Он что-то властно присвистнул-сказал – бойцы кинулись к дороге, и тут раздался страшный, переливчатый, сверлящий уши свист.
«Не зря сказано, что Соловей свистом шапку над крышей держит!» – подумал Илья, едва удерживая Бурушку, который захрапел и забился. Под переливчатый свист воины кинулись к болоту. Илья видел, что там, развернув коней и перегородив гать волокушами, изготовились к бою его лучники. Соловей не ожидал такого отпора и тут же послал подмогу – всех, кто оставался рядом с ним. Вторая группа бойцов с луками и короткими мечами бросилась к дороге.
– Ну, вот и ладно! – сказал, трогая коня, Илья. – Теперь один на один можно ратиться.
Он неторопливо выехал на поляну за дубом, взял в руки лук и наложил стрелу.
Одихмантьевич на дереве стоял к нему спиной, весь поглощенный тем, что происходило на гати. Илья мог всадить ему стрелу промеж широких лопаток, но он был воин, и кодекс воинской чести почитал выше своей головы.
– Эй! – крикнул он соловому. – Обернись!
Одихмантьевич резко повернулся.
– Как ратиться будем? – спокойно сказал Илья. – На мечах, на копьях, а можно и по-кулачному?..
Одихмантьевич свистнул как-то по-особенному – вероятно, собирал своих на подмогу – и тут же пустил в Илью стрелу. Тяжелая стрела с кованым тупым наконечником, чтобы не убивать, а в полон брать, глухо стукнула Илье в грудь, обтянутую кольчугой. Он пошатнулся в седле.
– Вишь, какой ты невежа! – сказал он, сплюнув кровью. – Не желаешь, значит, по чести ратиться, все разбойным манером норовишь.

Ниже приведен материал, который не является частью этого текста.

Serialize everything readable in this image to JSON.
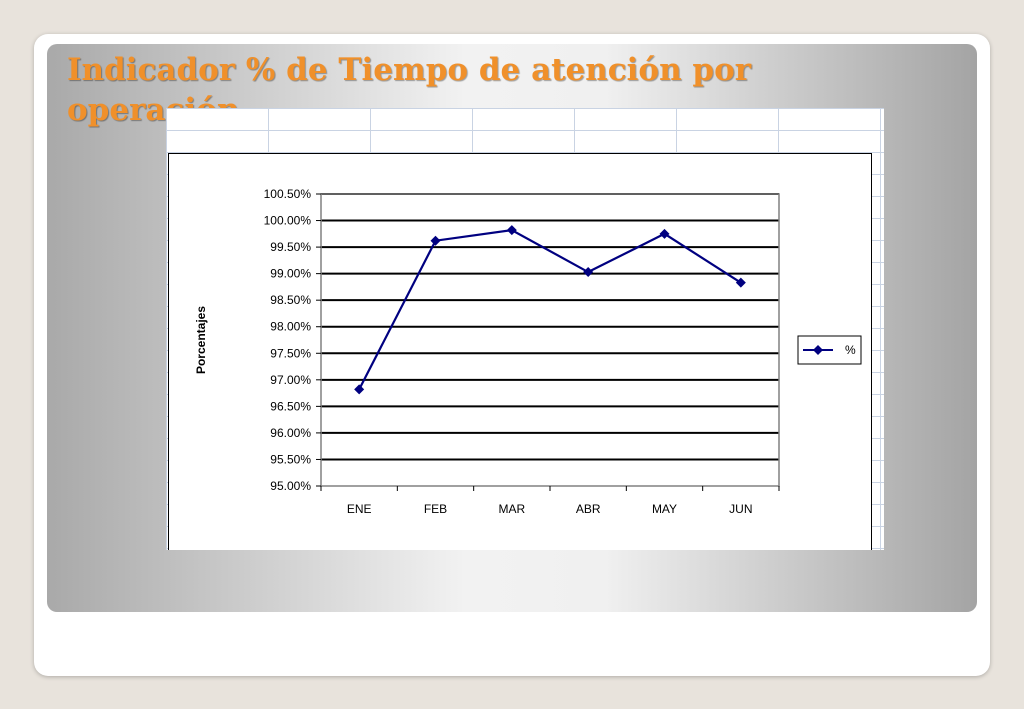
{
  "slide": {
    "title": "Indicador % de Tiempo de atención por operación"
  },
  "colors": {
    "title": "#f0902a",
    "series": "#000080",
    "gridline": "#000000"
  },
  "chart_data": {
    "type": "line",
    "title": "",
    "xlabel": "",
    "ylabel": "Porcentajes",
    "categories": [
      "ENE",
      "FEB",
      "MAR",
      "ABR",
      "MAY",
      "JUN"
    ],
    "series": [
      {
        "name": "%",
        "values": [
          96.82,
          99.62,
          99.82,
          99.03,
          99.75,
          98.83
        ]
      }
    ],
    "ylim": [
      95.0,
      100.5
    ],
    "ytick_step": 0.5,
    "ytick_labels": [
      "95.00%",
      "95.50%",
      "96.00%",
      "96.50%",
      "97.00%",
      "97.50%",
      "98.00%",
      "98.50%",
      "99.00%",
      "99.50%",
      "100.00%",
      "100.50%"
    ],
    "grid": true,
    "legend": "right",
    "marker": "diamond"
  }
}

Одихмантьевич, волнуясь, пустил еще пару стрел, теперь уже остроконечных, боевых, но целиться ему приходилось против солнца, и силуэт Ильи плыл, потому что доспехи, кольчуга и шлем блестели и слепили глаза.
Илья натянул короткий и тяжелый лук, который был принят за главный у степняков, и, качнувшись вослед стреле, послал ее, словно вбил, разбойнику в голову Соловей, взмахнув руками, ломая ветки, повалился с моста на землю. Илья подскакал и, свесившись с седла, поднял грузного рыжего Одихмантьевича, как баранью тушу положил поперек седла. Быстро связал ему руки и прикрутил к передней луке. Одихмантьевич пришел в себя. Стрела выбила ему глаз. Он окривел. Илья из переметной сумы достал чистое полотенце и туго перевязал раненому голову.